O dia 30 de Novembro de 1935
marcou o fim da vida de Fernando Pessoa e de todos os outros em que se
manifestava.
Escreveu tanto e tão
diversamente, que ainda hoje os investigadores descobrem textos seus. E, no
entanto, a “Mensagem” foi o único livro publicado enquanto viveu. Partiu aos 47
anos quando já nada mais esperava da vida. A infância era o seu paraíso perdido
e a mãe, eterna âncora, que ele amava mais do que tudo na vida, nunca o
compreendeu. Ofélia foi a amada possível, que teria de abandonar porque a sua
vida era guiada por Mestres oclusos e tudo na vida girava em torno da sua obra
literária. Para a concretizar precisava de sossego e de isolamento. Isso mesmo
escreveu a Ofélia.
“Era um poeta animado pela
filosofia, não um filósofo com faculdades poéticas. Adorava admirar a beleza
das coisas, descortinar no imperceptível e através do muito pequeno, a alma
poética do universo.”
Para ele “ a poesia é assombro
admiração, como de um ser caído dos céus que toma plena consciência da sua
queda, espantado com o que vê”.(1)
Tornou-se infinito na obra
imensa que deixou e no pensamento que ainda hoje é estudado. Era tão imenso e
tão profundo que não cabia em si. Tinha de se outrar em tantos heterónimos e
figuras literárias, quantos a sua imaginação criara. Insubordinador de
espíritos, criador de paradoxos e de enigmas, foi Alberto Caeiro, Ricardo Reis,
Álvaro de Campos e Bernardo Soares, entre outros, mas neles todos foi ele
mesmo.
Veio antes do seu tempo e dos
seus pares e atingiu os cumes onde apenas teve por companhia a solidão.
Deixou-nos um lamento, que era
mais um grito de alma: “ Penso às vezes, com um deleite triste, que se um dia,
num futuro a que eu já não pertença, estas frases, que escrevo, durarem com
louvor, terei enfim a gente que me «compreenda», os meus, a família verdadeira
para nela nascer e ser amado. Mas, longe de eu nela ir nascer, eu terei já
morrido há muito. Serei compreendido só em efígie, quando a afeição já não
compense a quem morreu a só desafeição que teve, quando vivo.

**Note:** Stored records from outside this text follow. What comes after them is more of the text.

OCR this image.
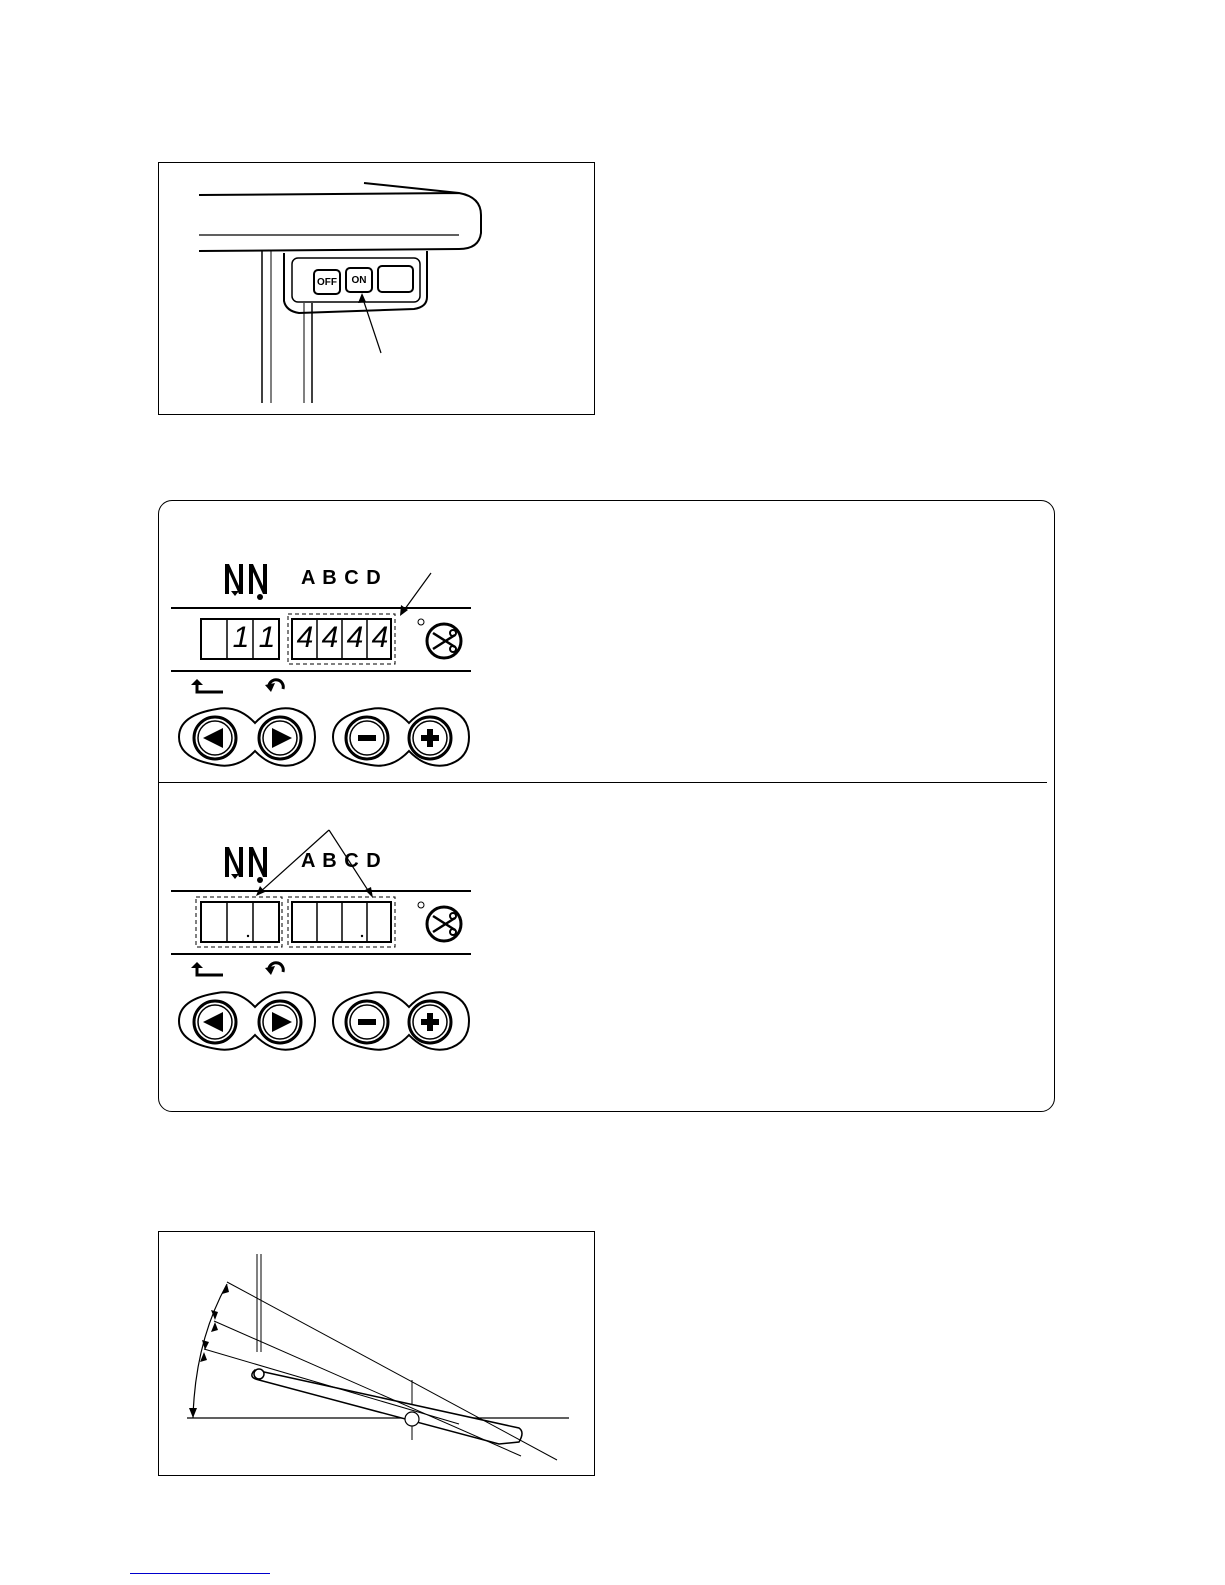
OFF	ON
A B C D
1 1 4 4 4 4
A B C D
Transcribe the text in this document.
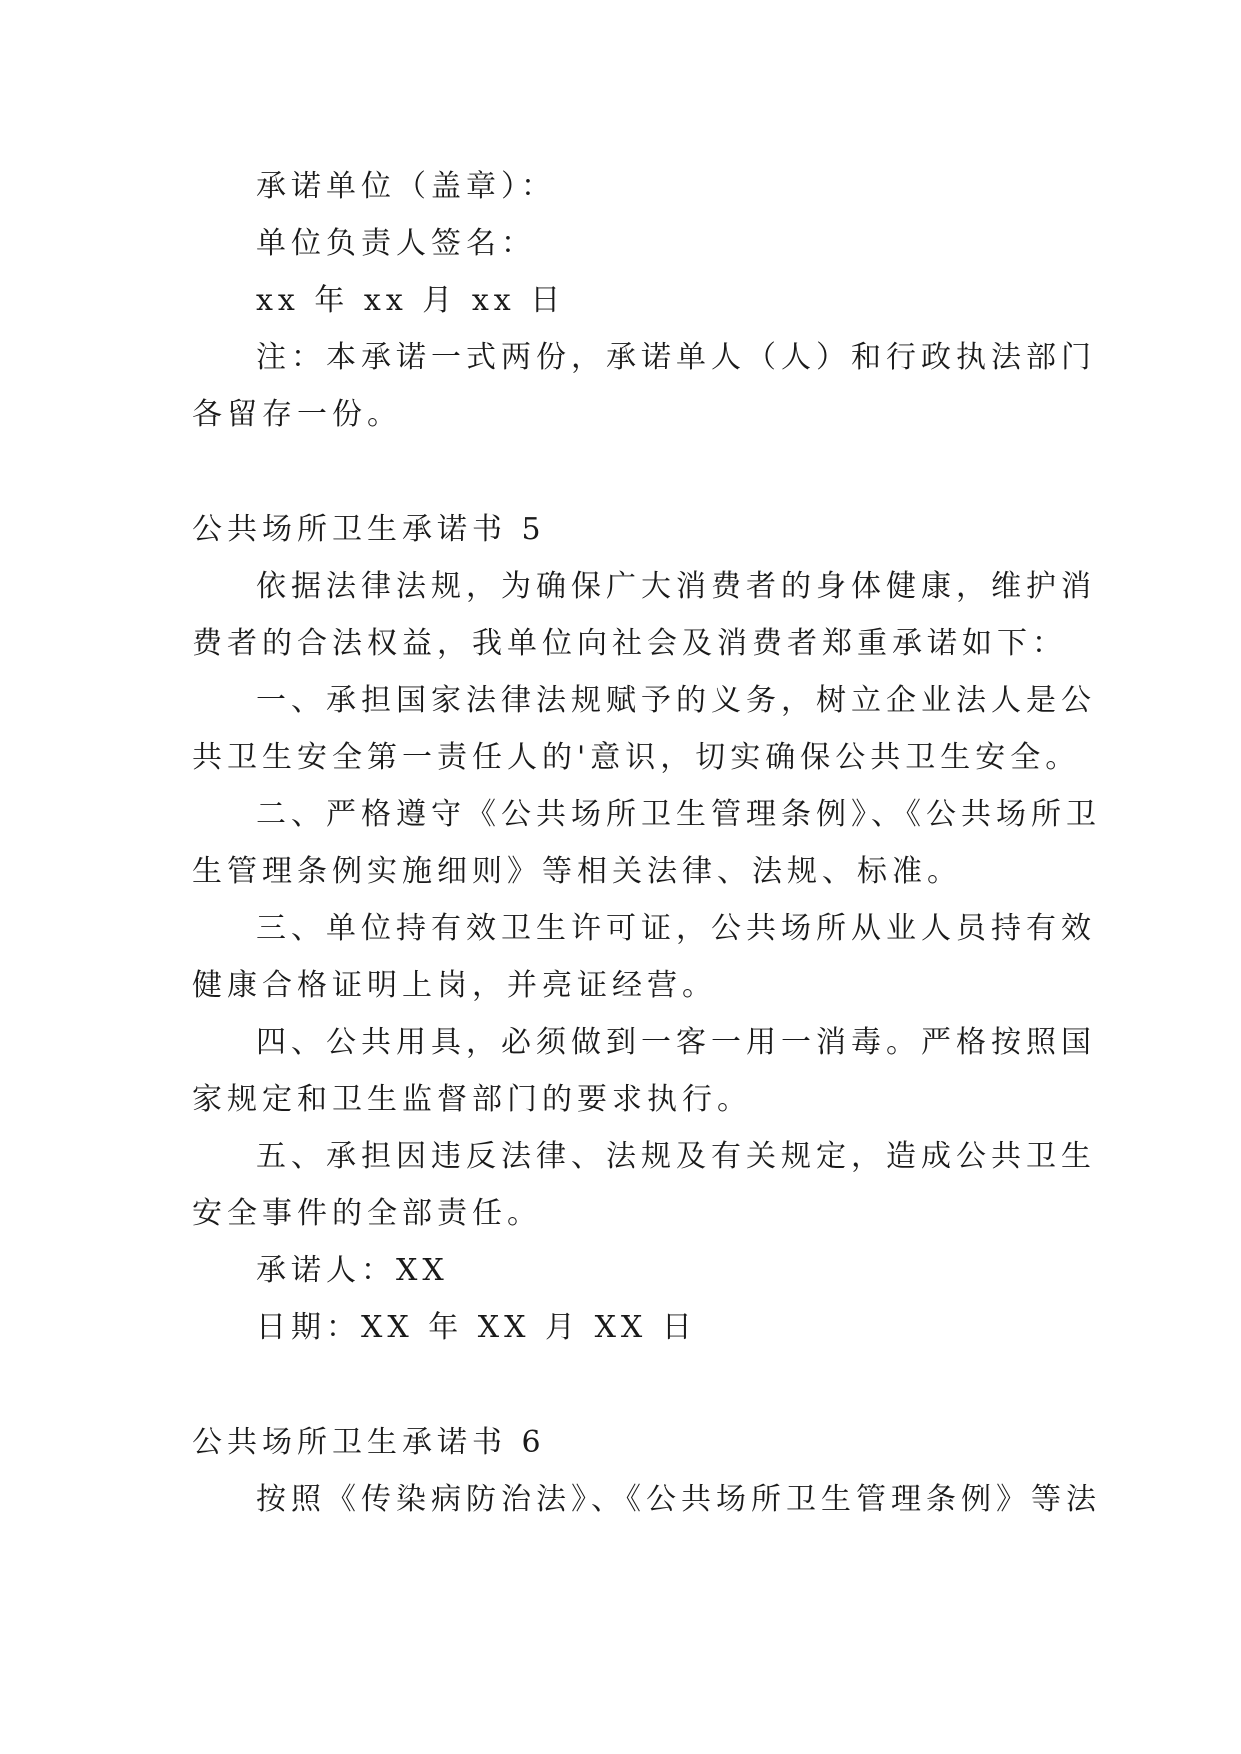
承诺单位（盖章）：
单位负责人签名：
xx 年 xx 月 xx 日
注：本承诺一式两份，承诺单人（人）和行政执法部门
各留存一份。
公共场所卫生承诺书 5
依据法律法规，为确保广大消费者的身体健康，维护消
费者的合法权益，我单位向社会及消费者郑重承诺如下：
一、承担国家法律法规赋予的义务，树立企业法人是公
共卫生安全第一责任人的'意识，切实确保公共卫生安全。
二、严格遵守《公共场所卫生管理条例》、《公共场所卫
生管理条例实施细则》等相关法律、法规、标准。
三、单位持有效卫生许可证，公共场所从业人员持有效
健康合格证明上岗，并亮证经营。
四、公共用具，必须做到一客一用一消毒。严格按照国
家规定和卫生监督部门的要求执行。
五、承担因违反法律、法规及有关规定，造成公共卫生
安全事件的全部责任。
承诺人：XX
日期：XX 年 XX 月 XX 日
公共场所卫生承诺书 6
按照《传染病防治法》、《公共场所卫生管理条例》等法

Um dia talvez
compreendam que cumpri, como nenhum outro, o meu dever-nato de intérprete de
uma parte do nosso século; e, quando o compreendam, hão-de escrever que na
minha época fui incompreendido, que infelizmente vivi entre desafeições e
friezas, e que é pena que tal me acontecesse. (2)
Tornou-se o escritor português
mais traduzido no mundo e o seu “Livro do Desassossego”, paradoxalmente em
prosa e um não livro, porque fragmentário, é o best seller da sua obra.
Fernando Pessoa passou e ficou
“como o universo.”
…
Maria Teresa Sampaio
(1) In: Obra Essencial de
Fernando Pessoa.Prosa Íntima e de Autoconhecimento. Edição Richard Zenith,
Assírio & Alvim, Abril 2007
(2) In Fernando Pessoa. O Livro
do Desassossego, Edição de Richard Zenith, Assírio & Alvim. Trecho 191.
Pessoa num desenho de Almada Negreiros, executado
em 30-11-1935, no regresso do cemitério.